No Postman, os testes automatizados são escritos no script da aba Tests usando JavaScript e a API de runtime exposta pelo objeto pm. Pense no pm como a “ponte” entre o seu código de teste e o que aconteceu na requisição: ele dá acesso à resposta recebida, ao tempo de execução, a utilitários de asserção e ao registro de resultados no runner. A ideia central é transformar verificações manuais (olhar status, conferir campos, medir performance) em verificações repetíveis e executáveis em lote.

O padrão mais comum é agrupar verificações dentro de pm.test, que registra um teste com nome e executa uma função. Dentro dessa função, você usa pm.expect (estilo Chai BDD) ou outras helpers para validar condições.

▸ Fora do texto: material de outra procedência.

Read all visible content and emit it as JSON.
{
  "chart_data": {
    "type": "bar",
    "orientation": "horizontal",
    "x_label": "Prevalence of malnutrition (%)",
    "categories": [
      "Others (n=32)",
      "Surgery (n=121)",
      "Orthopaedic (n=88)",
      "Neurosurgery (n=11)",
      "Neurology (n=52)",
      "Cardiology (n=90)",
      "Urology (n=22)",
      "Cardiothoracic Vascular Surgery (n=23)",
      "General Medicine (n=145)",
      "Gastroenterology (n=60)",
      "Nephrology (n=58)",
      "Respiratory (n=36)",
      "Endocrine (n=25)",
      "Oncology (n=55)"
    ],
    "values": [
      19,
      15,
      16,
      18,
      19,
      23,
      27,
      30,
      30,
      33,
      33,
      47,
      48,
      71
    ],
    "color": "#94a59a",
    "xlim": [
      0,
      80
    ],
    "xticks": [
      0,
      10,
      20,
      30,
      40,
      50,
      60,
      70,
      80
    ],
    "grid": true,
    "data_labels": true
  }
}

Quando uma condição falha, o teste é marcado como falho, e isso aparece no Runner/Newman com detalhes do erro.

pm.test("Status e tempo básicos", function () {  pm.response.to.have.status(200);  pm.expect(pm.response.responseTime).to.be.below(800);});

Estrutura mínima de um teste: pm.test e pm.expect

Um teste no Postman costuma seguir esta estrutura: dar um nome descritivo, executar validações e, se necessário, extrair informações para uso posterior. O nome do teste é importante porque ele vira documentação executável: quando algo falha no pipeline, você quer bater o olho e entender o que quebrou.

Boas práticas para nomes de testes

  • Use nomes orientados a comportamento: “Retorna 200 ao buscar usuário existente”.
  • Inclua a condição e o resultado esperado: “Tempo de resposta < 500ms”.
  • Evite nomes genéricos: “Teste 1”, “OK”, “Validação”.

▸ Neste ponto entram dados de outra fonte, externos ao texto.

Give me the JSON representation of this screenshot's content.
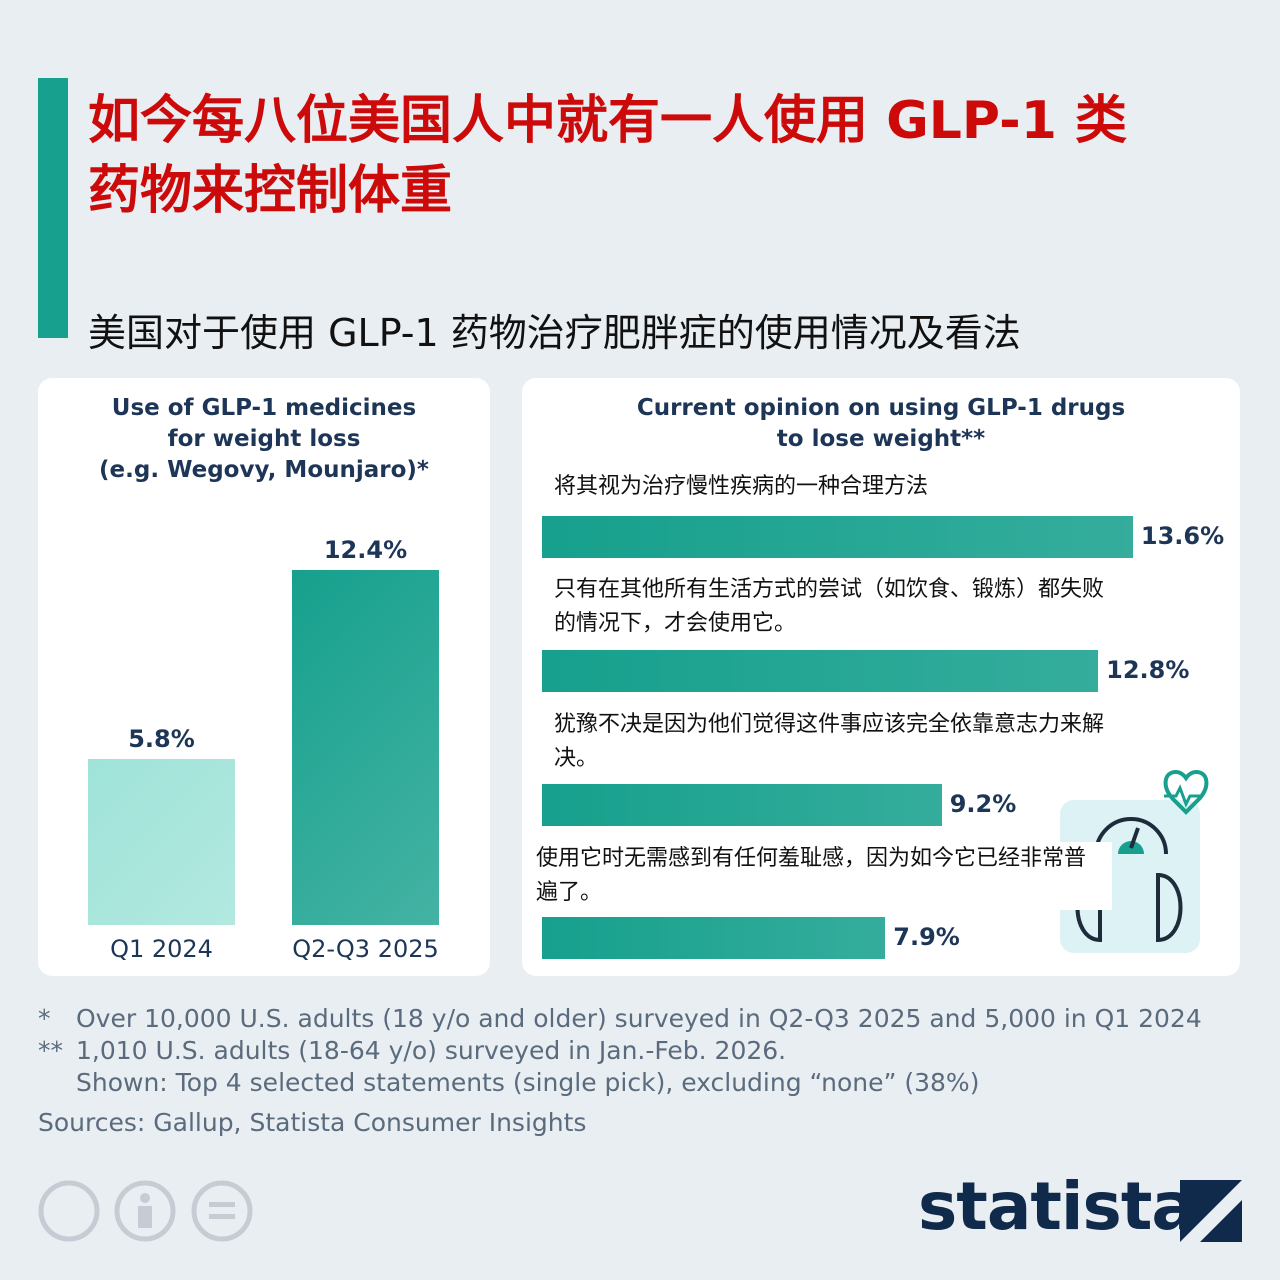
{
  "header": {
    "title": "如今每八位美国人中就有一人使用 GLP-1 类药物来控制体重",
    "subtitle": "美国对于使用 GLP-1 药物治疗肥胖症的使用情况及看法"
  },
  "chart_data": [
    {
      "type": "bar",
      "orientation": "vertical",
      "title": "Use of GLP-1 medicines\nfor weight loss\n(e.g. Wegovy, Mounjaro)*",
      "categories": [
        "Q1 2024",
        "Q2-Q3 2025"
      ],
      "values": [
        5.8,
        12.4
      ],
      "value_labels": [
        "5.8%",
        "12.4%"
      ],
      "colors": [
        "#9fe3d8",
        "#16a08d"
      ]
    },
    {
      "type": "bar",
      "orientation": "horizontal",
      "title": "Current opinion on using GLP-1 drugs\nto lose weight**",
      "categories": [
        "将其视为治疗慢性疾病的一种合理方法",
        "只有在其他所有生活方式的尝试（如饮食、锻炼）都失败的情况下，才会使用它。",
        "犹豫不决是因为他们觉得这件事应该完全依靠意志力来解决。",
        "使用它时无需感到有任何羞耻感，因为如今它已经非常普遍了。"
      ],
      "values": [
        13.6,
        12.8,
        9.2,
        7.9
      ],
      "value_labels": [
        "13.6%",
        "12.8%",
        "9.2%",
        "7.9%"
      ],
      "color": "#16a08d"
    }
  ],
  "footnotes": [
    {
      "mark": "*",
      "text": "Over 10,000 U.S. adults (18 y/o and older) surveyed in Q2-Q3 2025 and 5,000 in Q1 2024"
    },
    {
      "mark": "**",
      "text": "1,010 U.S. adults (18-64 y/o) surveyed in Jan.-Feb. 2026.\nShown: Top 4 selected statements (single pick), excluding “none” (38%)"
    }
  ],
  "source": "Sources: Gallup, Statista Consumer Insights",
  "logo": "statista"
}
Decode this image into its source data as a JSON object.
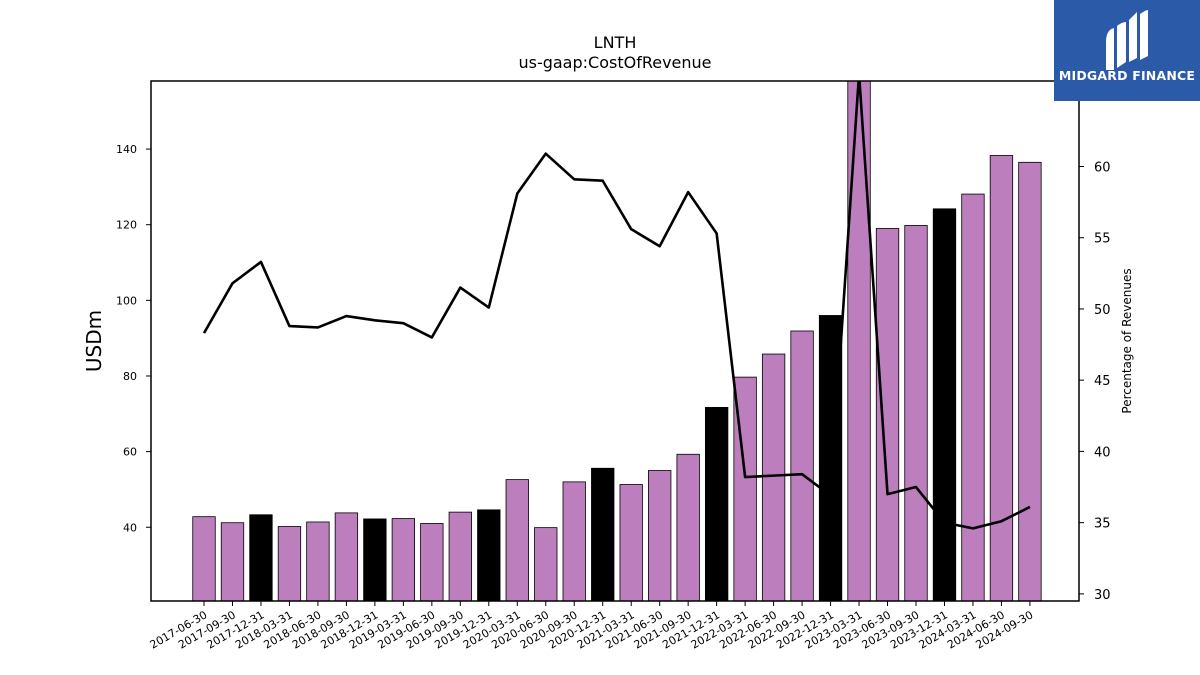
{
  "chart_data": {
    "type": "bar",
    "title": "LNTH",
    "subtitle": "us-gaap:CostOfRevenue",
    "ylabel": "USDm",
    "ylabel_right": "Percentage of Revenues",
    "ylim": [
      20.5,
      158
    ],
    "ylim_right": [
      29.5,
      66
    ],
    "yticks": [
      40,
      60,
      80,
      100,
      120,
      140
    ],
    "yticks_right": [
      30,
      35,
      40,
      45,
      50,
      55,
      60
    ],
    "categories": [
      "2017-06-30",
      "2017-09-30",
      "2017-12-31",
      "2018-03-31",
      "2018-06-30",
      "2018-09-30",
      "2018-12-31",
      "2019-03-31",
      "2019-06-30",
      "2019-09-30",
      "2019-12-31",
      "2020-03-31",
      "2020-06-30",
      "2020-09-30",
      "2020-12-31",
      "2021-03-31",
      "2021-06-30",
      "2021-09-30",
      "2021-12-31",
      "2022-03-31",
      "2022-06-30",
      "2022-09-30",
      "2022-12-31",
      "2023-03-31",
      "2023-06-30",
      "2023-09-30",
      "2023-12-31",
      "2024-03-31",
      "2024-06-30",
      "2024-09-30"
    ],
    "series": [
      {
        "values": [
          42.8,
          41.2,
          43.3,
          40.2,
          41.4,
          43.8,
          42.2,
          42.3,
          41.0,
          44.0,
          44.6,
          52.6,
          39.9,
          52.0,
          55.6,
          51.3,
          55.0,
          59.3,
          71.7,
          79.7,
          85.8,
          91.9,
          96.0,
          160,
          119.0,
          119.8,
          124.2,
          128.1,
          138.3,
          136.5
        ],
        "colors": [
          "#bc7ebc",
          "#bc7ebc",
          "#000000",
          "#bc7ebc",
          "#bc7ebc",
          "#bc7ebc",
          "#000000",
          "#bc7ebc",
          "#bc7ebc",
          "#bc7ebc",
          "#000000",
          "#bc7ebc",
          "#bc7ebc",
          "#bc7ebc",
          "#000000",
          "#bc7ebc",
          "#bc7ebc",
          "#bc7ebc",
          "#000000",
          "#bc7ebc",
          "#bc7ebc",
          "#bc7ebc",
          "#000000",
          "#bc7ebc",
          "#bc7ebc",
          "#bc7ebc",
          "#000000",
          "#bc7ebc",
          "#bc7ebc",
          "#bc7ebc"
        ]
      },
      {
        "type": "line",
        "axis": "right",
        "color": "#000000",
        "values": [
          48.3,
          51.8,
          53.3,
          48.8,
          48.7,
          49.5,
          49.2,
          49.0,
          48.0,
          51.5,
          50.1,
          58.1,
          60.9,
          59.1,
          59.0,
          55.6,
          54.4,
          58.2,
          55.3,
          38.2,
          38.3,
          38.4,
          36.9,
          66.5,
          37.0,
          37.5,
          35.0,
          34.6,
          35.1,
          36.1
        ]
      }
    ],
    "grid": false
  },
  "branding": {
    "logo_text": "MIDGARD FINANCE",
    "logo_color": "#2a5aa8"
  }
}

Exemplo de padrão de escrita

pm.test("Retorna 200 e JSON", function () {  pm.response.to.have.status(200);  pm.response.to.be.json;});

O pm.expect é usado para asserções mais flexíveis, como comparar números, strings, arrays, verificar existência de propriedades e padrões. Ele segue o estilo: pm.expect(valor).to.....

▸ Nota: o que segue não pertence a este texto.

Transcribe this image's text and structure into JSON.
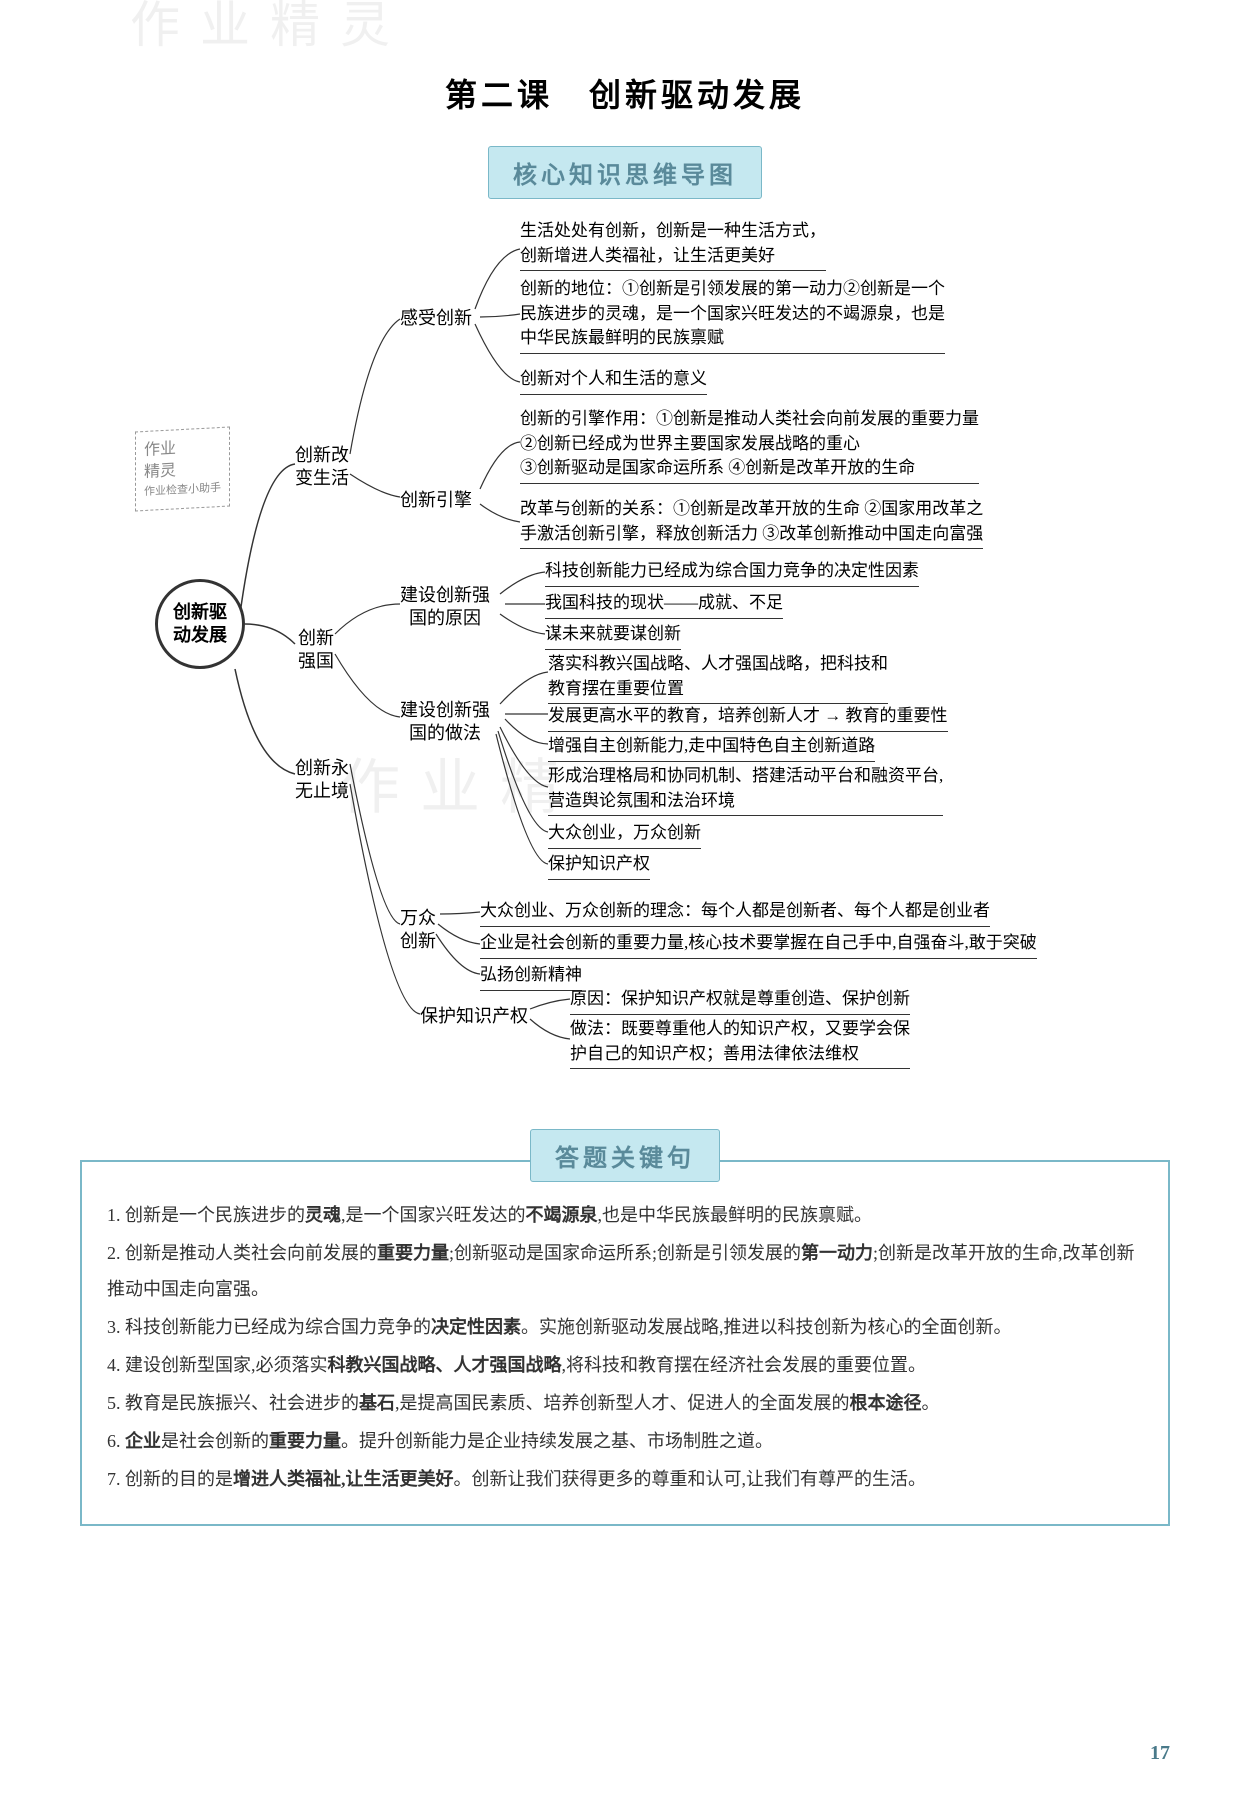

pm.test("Cabeçalho Content-Type indica JSON", function () {  pm.expect(pm.response.headers.get("Content-Type")).to.include("application/json");});

Asserções de status code: validando o contrato mais básico

Status code é a primeira linha de defesa em testes de API. Ele indica se a operação foi bem-sucedida, se houve erro do cliente, do servidor, ou se o recurso não existe. Em testes automatizados, você normalmente valida o status esperado para cada cenário e, em alguns casos, aceita uma faixa (por exemplo, qualquer 2xx) quando o contrato permite variação.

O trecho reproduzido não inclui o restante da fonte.